Les parallèles que l’on est tenté de faire entre l’impérialisme russe d’aujourd’hui et l’invasion progressive de l’Europe par l’armée allemande du régime nazi sont-ils justifiés ?

Le paradoxe est que tout en prétendant « dénazifier » En Ukraine, l’un de ses objectifs de guerre constamment affirmés, le régime russe a lui-même et seul réintroduit la barbarie au cœur de l’Europe, au point d’être poursuivi en justice par la Cour pénale internationale.

Les divergences actuelles entre les alliés de l’Ukraine sur la portée des armes livrées ou sur l’autorisation de les utiliser pour frapper le sol russe ne servent-elles pas les objectifs de Poutine ?

Ce dont je retiens pour ma part, c’est d’abord l’unité de l’Europe, pour l’essentiel préservée depuis l’invasion russe : condamnation, sanctions, réponses communes à une crise énergétique majeure, soutien politique et financier. et militaires en Ukraine. Il existe parfois des divergences tactiques, mais le plus souvent elles sont surmontées et il y a un accord sur les principes fondamentaux ainsi que sur l’objectif à atteindre. On vient de le revoir sur la protection de Kharkiv contre les frappes depuis le territoire russe. L’Ukraine constitue aujourd’hui la première ligne de défense de l’Europe. Tout le monde en est bien conscient.

La Hongrie de Viktor Orbán continue de bloquer le fonctionnement de la Facilité européenne pour la paix, qui fournit une assistance militaire à l’Ukraine. N’est-ce pas un handicap sérieux pour l’UE dans sa volonté de devenir puissante ?

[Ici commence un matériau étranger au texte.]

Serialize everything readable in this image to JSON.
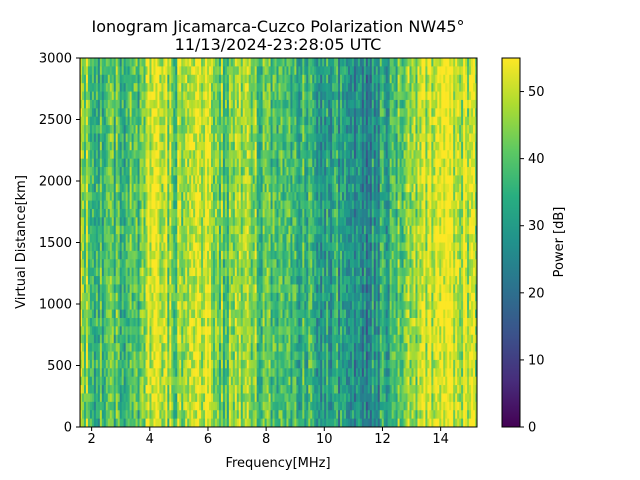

Il est vrai que le blocage actuel du site par la Hongrie est anti-jeu – si vous me permettez cette expression. J’espère que ce problème sera surmonté, comme cela s’est produit dans le passé sur des questions importantes. Je veux faire confiance à la Hongrie pour assumer pleinement la présidence semestrielle de l’Europe à partir du 1er juillet et ne pas se positionner en dehors de l’Union européenne.

Sept ans après le premier sommet de l’Otan de Donald Trump, avons-nous suffisamment progressé pour ne plus dépendre militairement de l’allié américain s’il venait à nous faire douter de son soutien ?

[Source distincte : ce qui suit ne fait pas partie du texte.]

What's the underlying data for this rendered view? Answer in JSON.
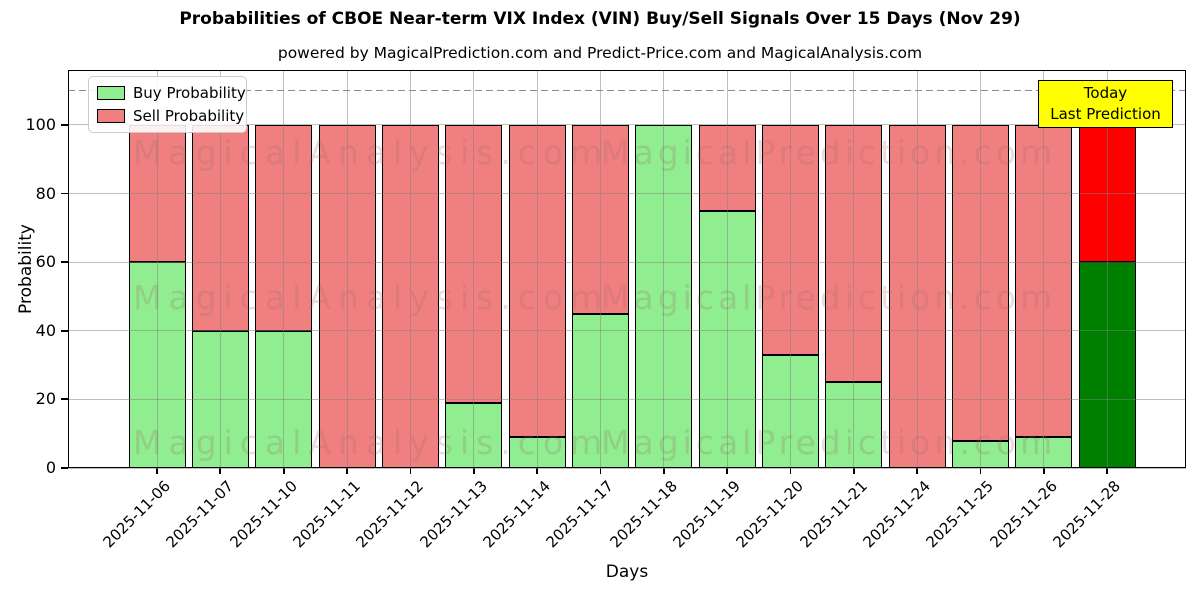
{
  "title": "Probabilities of CBOE Near-term VIX Index (VIN) Buy/Sell Signals Over 15 Days (Nov 29)",
  "subtitle": "powered by MagicalPrediction.com and Predict-Price.com and MagicalAnalysis.com",
  "axes": {
    "xlabel": "Days",
    "ylabel": "Probability"
  },
  "legend": {
    "items": [
      {
        "label": "Buy Probability",
        "color": "#90ee90"
      },
      {
        "label": "Sell Probability",
        "color": "#f08080"
      }
    ]
  },
  "today_box": {
    "line1": "Today",
    "line2": "Last Prediction",
    "bg_color": "#ffff00",
    "border_color": "#000000"
  },
  "watermarks": {
    "left": "MagicalAnalysis.com",
    "right": "MagicalPrediction.com"
  },
  "chart_data": {
    "type": "bar",
    "stacked": true,
    "title": "Probabilities of CBOE Near-term VIX Index (VIN) Buy/Sell Signals Over 15 Days (Nov 29)",
    "xlabel": "Days",
    "ylabel": "Probability",
    "categories": [
      "2025-11-06",
      "2025-11-07",
      "2025-11-10",
      "2025-11-11",
      "2025-11-12",
      "2025-11-13",
      "2025-11-14",
      "2025-11-17",
      "2025-11-18",
      "2025-11-19",
      "2025-11-20",
      "2025-11-21",
      "2025-11-24",
      "2025-11-25",
      "2025-11-26",
      "2025-11-28"
    ],
    "series": [
      {
        "name": "Buy Probability",
        "color": "#90ee90",
        "values": [
          60,
          40,
          40,
          0,
          0,
          19,
          9,
          45,
          100,
          75,
          33,
          25,
          0,
          8,
          9,
          60
        ]
      },
      {
        "name": "Sell Probability",
        "color": "#f08080",
        "values": [
          40,
          60,
          60,
          100,
          100,
          81,
          91,
          55,
          0,
          25,
          67,
          75,
          100,
          92,
          91,
          40
        ]
      }
    ],
    "last_bar_highlight": {
      "buy_color": "#008000",
      "sell_color": "#ff0000"
    },
    "bar_edge_color": "#000000",
    "yticks": [
      0,
      20,
      40,
      60,
      80,
      100
    ],
    "ylim": [
      0,
      116
    ],
    "dashed_line_y": 110,
    "dashed_line_color": "#8c8c8c",
    "grid": true,
    "grid_color": "rgba(128,128,128,0.5)",
    "legend_position": "upper left"
  }
}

S’il y a un point sur lequel je suis d’accord avec Donald Trump, c’est lorsqu’il souligne l’insuffisance des efforts européens pour leur propre défense. Pendant trop longtemps, trop d’alliés se sont reposés sous le « parapluie américain » sans assumer leurs propres responsabilités. Il n’en reste pas moins que des progrès majeurs ont été réalisés au cours des dix dernières années, avec des évolutions spectaculaires, notamment financières, depuis l’invasion russe de l’Ukraine. Mais ce n’est pas suffisant. Il faut franchir un nouveau cap, comme l’a souhaité le président Macron lors de son deuxième discours à la Sorbonne le 24 avril, pour gagner en crédibilité et être prêt à affronter le pire. Nous devons collectivement éviter toute dépendance excessive à l’égard d’un allié majeur dont l’engagement peut clairement devenir incertain. On ne peut pas dire que nous n’avons pas été prévenus ! Plus l’Europe est forte, plus le lien avec les États-Unis sera fort, et non l’inverse ! C’est l’enjeu majeur des élections du 9 juin. Une Europe puissante qui assure son autonomie stratégique. C’est pourquoi je m’engage pleinement aux côtés de la liste Need for Europe portée par Valérie Hayer.

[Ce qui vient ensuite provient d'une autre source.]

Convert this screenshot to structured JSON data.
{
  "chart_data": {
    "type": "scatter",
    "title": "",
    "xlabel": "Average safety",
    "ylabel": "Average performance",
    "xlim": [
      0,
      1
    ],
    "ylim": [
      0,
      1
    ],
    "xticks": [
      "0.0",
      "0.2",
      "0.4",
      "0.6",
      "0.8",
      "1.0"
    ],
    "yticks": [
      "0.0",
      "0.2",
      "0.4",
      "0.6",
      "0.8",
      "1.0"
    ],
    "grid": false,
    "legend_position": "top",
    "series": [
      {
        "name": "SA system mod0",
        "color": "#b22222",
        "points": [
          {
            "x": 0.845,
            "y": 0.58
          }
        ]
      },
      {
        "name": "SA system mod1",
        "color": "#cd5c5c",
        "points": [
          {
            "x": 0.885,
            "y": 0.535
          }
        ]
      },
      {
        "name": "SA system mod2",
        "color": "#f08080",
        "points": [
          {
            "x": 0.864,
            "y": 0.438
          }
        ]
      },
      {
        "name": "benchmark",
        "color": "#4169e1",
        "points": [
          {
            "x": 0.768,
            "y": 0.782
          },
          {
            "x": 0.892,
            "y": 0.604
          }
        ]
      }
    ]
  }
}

N’y a-t-il pas, au fond, un risque parallèle, avec la montée de l’extrême droite en Europe, de voir l’UE s’éloigner davantage des États-Unis et en même temps tenter d’apaiser la Russie ?

La tendance de fond du Rassemblement national, soutien régulier au régime russe, est bien connue et refait surface à tout moment malgré ses tentatives de la cacher aux yeux de l’opinion publique. Mais au fond, il ne doit y avoir aucune ambiguïté car il y a un agresseur et un agressé. Nous devons soutenir sans relâche les attaqués sans nous substituer à leurs choix. Le souhait de la grande majorité des Européens est que l’Ukraine résiste suffisamment pour chasser les troupes d’invasion et retrouver sa pleine souveraineté territoriale. L’Ukraine doit rester maître de son propre avenir.